Sometimes I’m bad at making plans. This weekend was one of those times, and I was a bit ticked at myself when Friday rolled around. The forecast was great, and I wanted to be in the mountains. I started pouring over maps and trip reports, but without a car, it was mostly an exercise in frustration. Perhaps I need to forget about planning?
I decided I would ditch my plans in favour of piece of cardboard. On one side it said “The Mountains” and the other, “Vancouver”. I would stand by the Sea-to-Sky and see where it took me. I packed a very light bag and caught the buses out toward Caufield Saturday morning.
The bus dropped me off at the “legendary” hitching spot, and within five minutes a old sedan had stopped for me.
“Where you headed?’
“I don’t know. How about you?”
“Cypress Peak. Want to come?”
I hopped in. It seemed fortunate that they picked me up, because they apparently had done no planning whatsoever. But I this strategy usually works for them; supposedly they once found Brew Hut in low-visibility with a map drawn on a napkin. I guided them up to the trailhead and answered their questions about the route. I figured I would exit via Brandywine, and texted a friend to be my emergency contact. Travelling from Mount Brew to Brandwine and is called the Alcoholic Traverse, and people dub the Cypress to Brandywine variation the Semi-Alcoholic.
We were stopped by the waterbars shortly before R200. Just as we were parking, a Nissan X-terra drove by and offered us a lift to for the last few kms. The driver said he was just out for a drive. His “eat wild” ball cap said otherwise. We guessed later that he thought we were a bunch of hippy-environmentalist-vegans who would be appalled for his real reason to be up there.
I hiked with my new friends up to the col below Cypress and bid them adieu. They were really cool, and one them is starting at UBC. Hopefully we’ll see him around. I sat alone and stared at the map. I had downloaded one trip report onto my phone during the car ride, but it that party had turned around after the first quarter of the route. I guess all I’d have to on was the route line drawn on the map.

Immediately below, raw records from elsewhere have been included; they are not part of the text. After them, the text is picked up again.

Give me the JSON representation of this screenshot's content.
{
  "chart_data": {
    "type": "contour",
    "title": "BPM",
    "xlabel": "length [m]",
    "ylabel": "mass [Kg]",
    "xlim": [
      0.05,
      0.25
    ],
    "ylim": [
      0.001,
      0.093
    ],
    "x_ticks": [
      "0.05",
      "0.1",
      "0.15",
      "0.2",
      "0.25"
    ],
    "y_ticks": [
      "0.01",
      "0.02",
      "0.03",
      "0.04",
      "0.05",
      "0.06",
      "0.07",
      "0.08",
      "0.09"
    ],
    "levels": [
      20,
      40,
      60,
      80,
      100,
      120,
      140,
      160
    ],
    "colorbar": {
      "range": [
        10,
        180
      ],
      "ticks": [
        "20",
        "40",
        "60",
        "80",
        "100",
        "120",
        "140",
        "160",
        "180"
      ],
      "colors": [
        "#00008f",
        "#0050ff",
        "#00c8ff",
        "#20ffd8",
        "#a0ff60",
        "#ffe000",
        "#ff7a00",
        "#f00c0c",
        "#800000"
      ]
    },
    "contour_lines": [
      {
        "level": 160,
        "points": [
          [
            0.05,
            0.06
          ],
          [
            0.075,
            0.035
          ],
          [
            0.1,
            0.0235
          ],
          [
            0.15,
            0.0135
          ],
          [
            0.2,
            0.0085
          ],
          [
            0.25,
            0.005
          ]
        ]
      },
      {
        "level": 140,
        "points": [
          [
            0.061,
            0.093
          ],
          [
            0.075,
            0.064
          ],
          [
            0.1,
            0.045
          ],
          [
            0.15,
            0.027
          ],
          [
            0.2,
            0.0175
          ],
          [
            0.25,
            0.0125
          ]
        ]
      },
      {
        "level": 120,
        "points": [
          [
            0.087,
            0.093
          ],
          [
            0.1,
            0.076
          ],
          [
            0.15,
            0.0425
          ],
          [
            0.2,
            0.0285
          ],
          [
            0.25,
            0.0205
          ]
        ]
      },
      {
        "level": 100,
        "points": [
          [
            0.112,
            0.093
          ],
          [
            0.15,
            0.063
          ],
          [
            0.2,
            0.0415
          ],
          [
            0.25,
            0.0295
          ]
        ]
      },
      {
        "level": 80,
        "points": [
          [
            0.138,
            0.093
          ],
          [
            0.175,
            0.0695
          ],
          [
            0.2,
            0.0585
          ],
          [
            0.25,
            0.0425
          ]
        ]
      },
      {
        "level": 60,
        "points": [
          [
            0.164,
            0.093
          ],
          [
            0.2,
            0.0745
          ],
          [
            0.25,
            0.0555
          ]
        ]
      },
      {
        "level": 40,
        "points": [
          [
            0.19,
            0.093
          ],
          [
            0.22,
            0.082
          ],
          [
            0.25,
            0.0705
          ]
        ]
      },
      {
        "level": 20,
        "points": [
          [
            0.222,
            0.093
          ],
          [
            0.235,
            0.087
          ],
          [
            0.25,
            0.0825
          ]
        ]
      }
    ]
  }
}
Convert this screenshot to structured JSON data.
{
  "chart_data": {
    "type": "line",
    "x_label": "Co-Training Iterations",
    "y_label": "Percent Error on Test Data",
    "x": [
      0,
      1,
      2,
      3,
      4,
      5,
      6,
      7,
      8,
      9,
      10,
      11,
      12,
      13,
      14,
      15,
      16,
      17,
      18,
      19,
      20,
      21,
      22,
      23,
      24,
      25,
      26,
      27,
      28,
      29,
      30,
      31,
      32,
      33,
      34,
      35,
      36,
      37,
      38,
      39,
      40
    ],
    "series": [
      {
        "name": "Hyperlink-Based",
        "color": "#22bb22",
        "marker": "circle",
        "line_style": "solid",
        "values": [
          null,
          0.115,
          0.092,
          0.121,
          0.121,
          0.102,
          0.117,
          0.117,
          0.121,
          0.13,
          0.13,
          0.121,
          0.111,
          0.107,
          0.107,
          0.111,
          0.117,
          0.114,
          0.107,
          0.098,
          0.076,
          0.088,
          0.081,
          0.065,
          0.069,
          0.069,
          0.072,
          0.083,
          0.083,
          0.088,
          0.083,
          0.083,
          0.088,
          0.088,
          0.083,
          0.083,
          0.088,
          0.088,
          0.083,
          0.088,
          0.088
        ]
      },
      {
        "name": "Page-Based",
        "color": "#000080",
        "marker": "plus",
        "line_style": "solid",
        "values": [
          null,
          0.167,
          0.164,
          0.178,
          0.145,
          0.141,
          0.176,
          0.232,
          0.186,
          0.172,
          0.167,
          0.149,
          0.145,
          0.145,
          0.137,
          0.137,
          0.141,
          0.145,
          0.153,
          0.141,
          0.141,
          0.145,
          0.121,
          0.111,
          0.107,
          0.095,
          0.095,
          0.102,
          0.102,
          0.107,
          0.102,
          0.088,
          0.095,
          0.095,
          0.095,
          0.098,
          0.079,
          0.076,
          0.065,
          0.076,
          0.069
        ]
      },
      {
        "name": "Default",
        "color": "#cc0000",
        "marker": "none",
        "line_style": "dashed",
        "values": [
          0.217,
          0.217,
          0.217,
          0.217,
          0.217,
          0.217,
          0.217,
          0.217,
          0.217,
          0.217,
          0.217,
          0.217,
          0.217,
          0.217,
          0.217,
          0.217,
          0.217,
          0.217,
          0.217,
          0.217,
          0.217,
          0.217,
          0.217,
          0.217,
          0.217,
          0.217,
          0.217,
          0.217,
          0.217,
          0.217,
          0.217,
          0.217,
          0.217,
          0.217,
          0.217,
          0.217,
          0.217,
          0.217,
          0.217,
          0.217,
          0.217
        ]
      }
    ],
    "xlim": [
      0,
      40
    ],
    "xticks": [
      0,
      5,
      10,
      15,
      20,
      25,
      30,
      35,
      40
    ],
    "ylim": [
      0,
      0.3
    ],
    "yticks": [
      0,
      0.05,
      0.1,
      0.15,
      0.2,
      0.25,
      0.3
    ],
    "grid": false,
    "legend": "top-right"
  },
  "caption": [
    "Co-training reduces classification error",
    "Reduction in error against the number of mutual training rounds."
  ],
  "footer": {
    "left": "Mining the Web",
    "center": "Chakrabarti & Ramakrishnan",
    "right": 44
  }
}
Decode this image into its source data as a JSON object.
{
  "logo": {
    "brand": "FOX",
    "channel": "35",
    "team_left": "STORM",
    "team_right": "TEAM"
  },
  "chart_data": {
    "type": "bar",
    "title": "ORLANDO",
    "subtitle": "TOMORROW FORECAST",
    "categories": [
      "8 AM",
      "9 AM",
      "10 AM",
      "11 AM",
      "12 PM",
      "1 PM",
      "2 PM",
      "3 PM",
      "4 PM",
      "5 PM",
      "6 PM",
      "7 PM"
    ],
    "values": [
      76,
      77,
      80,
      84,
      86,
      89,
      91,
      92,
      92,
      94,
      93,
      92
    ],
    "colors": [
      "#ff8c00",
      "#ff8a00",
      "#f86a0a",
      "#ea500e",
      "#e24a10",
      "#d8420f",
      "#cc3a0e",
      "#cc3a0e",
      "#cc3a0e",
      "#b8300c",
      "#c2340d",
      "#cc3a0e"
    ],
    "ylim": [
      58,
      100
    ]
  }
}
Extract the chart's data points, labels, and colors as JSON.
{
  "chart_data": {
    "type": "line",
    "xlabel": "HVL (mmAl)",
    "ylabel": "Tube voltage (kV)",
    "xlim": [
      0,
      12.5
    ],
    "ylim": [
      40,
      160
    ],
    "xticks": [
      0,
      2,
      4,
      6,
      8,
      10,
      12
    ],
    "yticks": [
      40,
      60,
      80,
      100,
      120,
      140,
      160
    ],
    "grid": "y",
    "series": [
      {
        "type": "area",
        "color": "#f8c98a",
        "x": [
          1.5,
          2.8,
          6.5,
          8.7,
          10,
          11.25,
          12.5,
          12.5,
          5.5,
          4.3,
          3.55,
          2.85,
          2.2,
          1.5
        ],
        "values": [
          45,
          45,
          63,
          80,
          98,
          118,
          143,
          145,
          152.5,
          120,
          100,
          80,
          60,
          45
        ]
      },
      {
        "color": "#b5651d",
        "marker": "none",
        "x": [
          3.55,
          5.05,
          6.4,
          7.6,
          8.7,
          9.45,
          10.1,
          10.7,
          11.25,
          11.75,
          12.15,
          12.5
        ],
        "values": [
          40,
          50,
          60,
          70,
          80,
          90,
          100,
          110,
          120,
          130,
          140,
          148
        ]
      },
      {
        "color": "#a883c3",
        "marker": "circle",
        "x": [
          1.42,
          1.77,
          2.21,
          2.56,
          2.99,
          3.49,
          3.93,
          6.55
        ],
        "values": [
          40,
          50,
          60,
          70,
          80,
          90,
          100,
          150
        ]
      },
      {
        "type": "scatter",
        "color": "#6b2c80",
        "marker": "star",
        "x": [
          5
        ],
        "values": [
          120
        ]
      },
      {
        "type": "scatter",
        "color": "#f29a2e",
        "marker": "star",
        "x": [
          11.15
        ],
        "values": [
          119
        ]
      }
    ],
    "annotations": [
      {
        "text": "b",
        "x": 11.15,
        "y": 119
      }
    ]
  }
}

I wandered north through the alpine. The route follows the line of mountains between the Squamish and Cheakamus rivers, and the views are both constant and spectacular. There was a bit of snow hanging around in places, and I was worried about the glaciers since the route line on my map told me to cross them. Fall is usually the worst time for glacier travel since thin snow can hide the crevasses, but not support your weight. When I arrived at the glacier below Fee, there was indeed a few inches of snow, but I was able to hike below it. I know the glaciers on this route have a mellow reputation, and I think Baldwin’s book recommends the traverse early season, but there are still some crevasses I’d rather not fall into.
At the small lake below Fee I stopped for the day. I had packed only a -3C sleeping bag and a piece of Tyvek I begged from a construction site the night before. The skies looked clear, so I didn’t bother making Tyvek tarp and just curled up in my sleeping bag.
I woke up with frost covering my sleeping bag at 2am and struggled to keep warm. It didn’t work that well. I guess the season for open bivys with a light bag is over. The night was only going to get colder and by 3am I gave up sleeping and got a move on. Continuing to avoid the glaciers brought me a bit closer than I’d like the walls of disgusting choss that is Mount Fee, and I was a glad to both have a helmet and be travelling before dawn.
The moon was so bright my headlamp stayed in my pack. At 4am I took off my jacket and had to repack my bag. A second later I reached for my headlamp to better see the map. It, and the bag of essentials that comes on every trip, was gone. Shit. I searched around, but it was pretty tough without a headlamp.
I started to retrace my steps through boulder field. I was pleased with my ability to follow the occasional footprint, and am considering a career as a bounty hunter. I returned to my bivy empty handed. Double shit. I decided to wait for the sunrise before heading forward again.
When I got back to my turnaround point just after dawn, I saw the bag lying just behind the rock I stopped at. Yep.
The rest of the way to Brandywine went quickly. The route might be nicer with a bit more snow though because there’s a lot of crappy talus hiking. I tagged the summit of Brandywine and chatted with the many people on route. They marvelled at my 26L bag. I told them it was a result of poor decisions.
A small backhoe was at work trailbuilding in Brandywine meadows. I made it halfway down the road to the highway before I was picked up, and a couple rides later I was on a bus home. One couple I travelled with claimed to have been at Keyhole hotsprings over the weekend.
So I guess it worked out. I’m keeping the sign.